Digital insurance innovator Lemonade is set to introduce a groundbreaking insurance product specifically designed for users of Tesla’s advanced driver assistance system, known as Full Self-Driving (Supervised). This new offering promises to reduce per-mile insurance rates by around 50%, marking a significant development in the integration of technology and auto insurance.

The launch of this product reflects a broader trend as insurance companies begin to explore new business models in light of the increasing capabilities of partial autonomy and self-driving technologies. Lemonade announced that it is harnessing “vehicle telemetry data that was previously unavailable” through a collaboration with Tesla, although specific details of this partnership remain undisclosed. The tech-driven insurer plans to develop its own usage-based risk prediction models to accurately assess when drivers are using the Full Self-Driving feature as opposed to manually operating the vehicle, allowing for more precise pricing.

Dubbed “Autonomous Car insurance,” this new product acknowledges the current limitations of Tesla’s software, which does not enable full autonomy and requires drivers to maintain a readiness to take control at any moment. Lemonade’s move appears to be a strategic decision based on confidence that Tesla CEO Elon Musk will eventually deliver on the promise of achieving fully autonomous vehicles.

Shai Wininger, co-founder and president of Lemonade, emphasized the distinct nature of the driver capabilities offered by the advanced technology. “Traditional insurers treat a Tesla like any other car, and AI like any other driver. But a driver who can see 360 degrees, never gets drowsy, and reacts in milliseconds isn’t like any other driver,” he stated. This innovative approach to insurance pricing relies on data collection that traditional insurers may not have access to, allowing Lemonade to potentially offer more dynamic rates.

This insurance product is scheduled to launch in Arizona on January 26, followed by its introduction in Oregon the next month. Lemonade believes that as the Full Self-Driving software improves, its insurance prices will decrease further, offering an attractive proposition for Tesla owners.
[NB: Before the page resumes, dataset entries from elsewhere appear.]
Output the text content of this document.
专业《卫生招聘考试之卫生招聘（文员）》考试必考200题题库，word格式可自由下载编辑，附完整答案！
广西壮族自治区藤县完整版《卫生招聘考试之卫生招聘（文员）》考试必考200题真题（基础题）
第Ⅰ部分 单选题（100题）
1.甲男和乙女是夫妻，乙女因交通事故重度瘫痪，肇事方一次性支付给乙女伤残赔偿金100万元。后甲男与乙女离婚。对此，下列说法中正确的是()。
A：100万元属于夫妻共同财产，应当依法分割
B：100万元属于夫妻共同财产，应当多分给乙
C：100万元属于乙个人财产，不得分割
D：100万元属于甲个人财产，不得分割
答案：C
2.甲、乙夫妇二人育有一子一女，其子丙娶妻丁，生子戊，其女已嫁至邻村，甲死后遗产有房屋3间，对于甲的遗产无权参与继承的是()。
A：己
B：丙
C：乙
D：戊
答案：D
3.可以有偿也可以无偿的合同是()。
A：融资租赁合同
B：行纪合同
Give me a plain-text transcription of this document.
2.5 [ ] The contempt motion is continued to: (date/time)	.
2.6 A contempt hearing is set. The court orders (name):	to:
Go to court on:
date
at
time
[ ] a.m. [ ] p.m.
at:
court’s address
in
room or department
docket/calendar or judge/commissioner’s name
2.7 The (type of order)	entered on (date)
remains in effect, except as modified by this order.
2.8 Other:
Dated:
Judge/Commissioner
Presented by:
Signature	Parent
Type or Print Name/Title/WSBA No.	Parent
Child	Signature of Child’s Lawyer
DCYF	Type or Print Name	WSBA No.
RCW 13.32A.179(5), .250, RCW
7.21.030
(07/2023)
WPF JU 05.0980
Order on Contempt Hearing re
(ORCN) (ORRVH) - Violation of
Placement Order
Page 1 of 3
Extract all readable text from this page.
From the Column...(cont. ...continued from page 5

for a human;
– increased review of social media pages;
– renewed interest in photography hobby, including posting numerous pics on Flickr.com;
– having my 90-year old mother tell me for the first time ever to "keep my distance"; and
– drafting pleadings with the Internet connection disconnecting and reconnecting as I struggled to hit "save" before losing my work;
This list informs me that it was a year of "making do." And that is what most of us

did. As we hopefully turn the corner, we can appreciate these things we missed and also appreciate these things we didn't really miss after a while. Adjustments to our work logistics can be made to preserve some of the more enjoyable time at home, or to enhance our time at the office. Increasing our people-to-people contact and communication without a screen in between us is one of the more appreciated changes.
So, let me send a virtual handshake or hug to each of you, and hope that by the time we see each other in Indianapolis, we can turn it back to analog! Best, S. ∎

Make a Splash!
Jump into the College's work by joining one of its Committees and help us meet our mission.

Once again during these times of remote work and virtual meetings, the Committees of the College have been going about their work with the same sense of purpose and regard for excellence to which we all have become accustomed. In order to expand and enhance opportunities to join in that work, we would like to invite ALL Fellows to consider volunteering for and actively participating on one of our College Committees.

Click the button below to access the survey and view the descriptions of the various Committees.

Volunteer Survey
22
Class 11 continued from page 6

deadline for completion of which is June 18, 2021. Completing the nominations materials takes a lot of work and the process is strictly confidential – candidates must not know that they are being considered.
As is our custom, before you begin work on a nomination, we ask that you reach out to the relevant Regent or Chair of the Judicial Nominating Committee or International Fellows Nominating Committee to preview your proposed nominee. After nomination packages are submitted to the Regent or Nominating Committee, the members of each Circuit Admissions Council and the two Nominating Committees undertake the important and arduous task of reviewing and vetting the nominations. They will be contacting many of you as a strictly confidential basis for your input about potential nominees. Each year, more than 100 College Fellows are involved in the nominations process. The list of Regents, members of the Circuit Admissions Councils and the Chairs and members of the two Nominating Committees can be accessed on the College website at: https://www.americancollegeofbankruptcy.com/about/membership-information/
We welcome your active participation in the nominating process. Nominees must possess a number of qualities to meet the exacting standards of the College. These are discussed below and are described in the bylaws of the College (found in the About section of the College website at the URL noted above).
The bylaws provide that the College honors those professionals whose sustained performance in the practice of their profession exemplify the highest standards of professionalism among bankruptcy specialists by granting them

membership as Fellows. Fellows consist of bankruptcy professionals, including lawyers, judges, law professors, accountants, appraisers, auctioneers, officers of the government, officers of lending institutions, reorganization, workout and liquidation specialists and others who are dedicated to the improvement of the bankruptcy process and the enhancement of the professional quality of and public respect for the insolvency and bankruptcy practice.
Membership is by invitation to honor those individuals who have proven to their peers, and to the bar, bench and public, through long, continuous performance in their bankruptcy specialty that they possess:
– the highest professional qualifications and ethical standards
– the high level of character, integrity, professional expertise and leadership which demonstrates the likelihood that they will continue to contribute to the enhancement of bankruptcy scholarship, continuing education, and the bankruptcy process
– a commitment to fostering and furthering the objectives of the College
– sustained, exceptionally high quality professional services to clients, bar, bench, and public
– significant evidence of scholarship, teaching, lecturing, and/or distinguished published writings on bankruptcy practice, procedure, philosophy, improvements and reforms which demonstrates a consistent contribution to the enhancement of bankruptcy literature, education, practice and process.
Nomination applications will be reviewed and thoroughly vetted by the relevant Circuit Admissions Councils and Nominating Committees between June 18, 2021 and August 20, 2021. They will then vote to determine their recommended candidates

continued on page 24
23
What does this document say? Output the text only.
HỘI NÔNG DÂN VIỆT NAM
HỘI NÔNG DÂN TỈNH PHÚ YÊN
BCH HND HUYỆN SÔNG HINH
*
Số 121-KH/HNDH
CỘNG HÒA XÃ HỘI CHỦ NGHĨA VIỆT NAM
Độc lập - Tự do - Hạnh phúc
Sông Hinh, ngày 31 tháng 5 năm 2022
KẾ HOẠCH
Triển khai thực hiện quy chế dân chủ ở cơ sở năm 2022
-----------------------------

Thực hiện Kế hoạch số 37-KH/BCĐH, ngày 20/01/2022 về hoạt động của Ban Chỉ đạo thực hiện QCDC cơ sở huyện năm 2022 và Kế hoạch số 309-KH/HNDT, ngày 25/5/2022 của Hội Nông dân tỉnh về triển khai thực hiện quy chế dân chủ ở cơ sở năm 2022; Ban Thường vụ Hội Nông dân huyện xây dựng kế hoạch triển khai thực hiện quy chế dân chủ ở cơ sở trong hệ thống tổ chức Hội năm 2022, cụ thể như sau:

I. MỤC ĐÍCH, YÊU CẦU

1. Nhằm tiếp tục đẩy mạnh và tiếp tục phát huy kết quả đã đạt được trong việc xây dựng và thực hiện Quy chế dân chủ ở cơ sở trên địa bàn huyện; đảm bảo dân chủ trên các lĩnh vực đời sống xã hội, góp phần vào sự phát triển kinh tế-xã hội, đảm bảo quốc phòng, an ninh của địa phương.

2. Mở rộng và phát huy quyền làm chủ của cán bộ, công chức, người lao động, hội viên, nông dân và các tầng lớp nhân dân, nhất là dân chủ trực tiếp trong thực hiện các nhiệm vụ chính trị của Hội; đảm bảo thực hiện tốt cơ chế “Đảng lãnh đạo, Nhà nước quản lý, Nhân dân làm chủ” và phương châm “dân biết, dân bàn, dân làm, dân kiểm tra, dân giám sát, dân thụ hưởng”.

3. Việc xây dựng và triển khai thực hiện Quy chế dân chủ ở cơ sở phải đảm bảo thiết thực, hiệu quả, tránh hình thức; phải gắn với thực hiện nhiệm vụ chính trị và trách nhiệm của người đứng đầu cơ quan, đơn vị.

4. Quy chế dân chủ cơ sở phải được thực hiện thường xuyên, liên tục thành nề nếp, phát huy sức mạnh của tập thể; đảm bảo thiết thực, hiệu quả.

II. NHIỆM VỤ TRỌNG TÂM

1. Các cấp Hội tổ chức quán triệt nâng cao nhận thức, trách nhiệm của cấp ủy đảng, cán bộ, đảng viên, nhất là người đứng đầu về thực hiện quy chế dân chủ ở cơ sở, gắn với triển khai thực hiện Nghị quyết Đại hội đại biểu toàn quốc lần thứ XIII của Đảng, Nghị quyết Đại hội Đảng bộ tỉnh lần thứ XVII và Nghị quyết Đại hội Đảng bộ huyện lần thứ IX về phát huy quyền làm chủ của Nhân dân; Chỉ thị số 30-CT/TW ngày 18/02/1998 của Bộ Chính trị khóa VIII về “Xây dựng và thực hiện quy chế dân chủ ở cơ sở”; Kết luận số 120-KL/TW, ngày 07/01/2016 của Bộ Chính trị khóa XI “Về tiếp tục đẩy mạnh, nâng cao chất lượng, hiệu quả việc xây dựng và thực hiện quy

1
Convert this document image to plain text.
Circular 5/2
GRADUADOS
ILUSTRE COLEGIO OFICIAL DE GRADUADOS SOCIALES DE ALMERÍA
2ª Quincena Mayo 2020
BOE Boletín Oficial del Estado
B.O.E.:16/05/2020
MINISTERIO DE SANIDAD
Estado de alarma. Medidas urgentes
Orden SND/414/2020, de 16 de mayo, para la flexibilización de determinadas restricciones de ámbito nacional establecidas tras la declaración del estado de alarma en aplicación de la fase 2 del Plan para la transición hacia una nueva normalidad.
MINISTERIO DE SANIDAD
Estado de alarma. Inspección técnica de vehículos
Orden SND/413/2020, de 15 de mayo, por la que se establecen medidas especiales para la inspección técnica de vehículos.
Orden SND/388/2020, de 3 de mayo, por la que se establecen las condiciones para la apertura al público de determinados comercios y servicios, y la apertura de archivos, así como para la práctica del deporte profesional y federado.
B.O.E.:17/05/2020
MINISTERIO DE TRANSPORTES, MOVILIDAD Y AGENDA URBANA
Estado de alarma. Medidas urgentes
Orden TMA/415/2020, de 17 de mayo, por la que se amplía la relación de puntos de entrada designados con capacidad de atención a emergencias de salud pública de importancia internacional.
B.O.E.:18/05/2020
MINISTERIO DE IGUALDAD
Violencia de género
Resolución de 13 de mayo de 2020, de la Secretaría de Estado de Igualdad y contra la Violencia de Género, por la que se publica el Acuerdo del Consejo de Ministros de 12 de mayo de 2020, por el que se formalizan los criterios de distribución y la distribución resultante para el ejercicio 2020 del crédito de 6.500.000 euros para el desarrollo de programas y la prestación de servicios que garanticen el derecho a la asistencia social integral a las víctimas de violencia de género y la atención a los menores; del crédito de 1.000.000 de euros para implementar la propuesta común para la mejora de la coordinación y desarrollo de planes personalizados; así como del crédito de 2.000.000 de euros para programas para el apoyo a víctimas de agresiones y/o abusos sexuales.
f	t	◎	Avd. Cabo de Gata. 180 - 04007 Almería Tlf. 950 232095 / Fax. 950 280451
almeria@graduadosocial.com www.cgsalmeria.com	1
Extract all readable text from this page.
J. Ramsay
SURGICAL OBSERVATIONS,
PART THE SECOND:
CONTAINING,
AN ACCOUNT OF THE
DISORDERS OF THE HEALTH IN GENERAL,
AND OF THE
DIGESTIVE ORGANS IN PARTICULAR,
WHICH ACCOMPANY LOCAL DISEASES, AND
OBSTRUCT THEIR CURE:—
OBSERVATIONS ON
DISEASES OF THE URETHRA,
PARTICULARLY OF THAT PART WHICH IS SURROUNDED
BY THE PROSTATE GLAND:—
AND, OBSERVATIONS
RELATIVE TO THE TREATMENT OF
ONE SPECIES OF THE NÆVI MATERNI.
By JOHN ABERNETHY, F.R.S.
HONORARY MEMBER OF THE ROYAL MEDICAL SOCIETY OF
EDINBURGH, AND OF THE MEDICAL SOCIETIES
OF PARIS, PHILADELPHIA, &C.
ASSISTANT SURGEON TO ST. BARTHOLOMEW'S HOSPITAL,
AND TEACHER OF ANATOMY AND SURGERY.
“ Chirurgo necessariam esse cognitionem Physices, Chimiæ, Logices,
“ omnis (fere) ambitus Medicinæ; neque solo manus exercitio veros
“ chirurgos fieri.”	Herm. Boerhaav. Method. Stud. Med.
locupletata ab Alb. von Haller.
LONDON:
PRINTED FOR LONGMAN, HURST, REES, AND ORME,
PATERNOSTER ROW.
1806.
While Tesla has provided its own insurance solution for customers in the past, the automaker faced scrutiny in late 2025 from California’s Department of Insurance due to alleged delays and unfair practices in handling policyholder claims. However, Tesla has firmly denied these allegations, which may add complexity to the competitive landscape in automotive insurance.

As autonomous driving technology continues to evolve, Lemonade’s new product represents a hopeful step forward, harnessing data for smarter insurance solutions and paving the way for a future where vehicle autonomy may redefine the way we think about car insurance.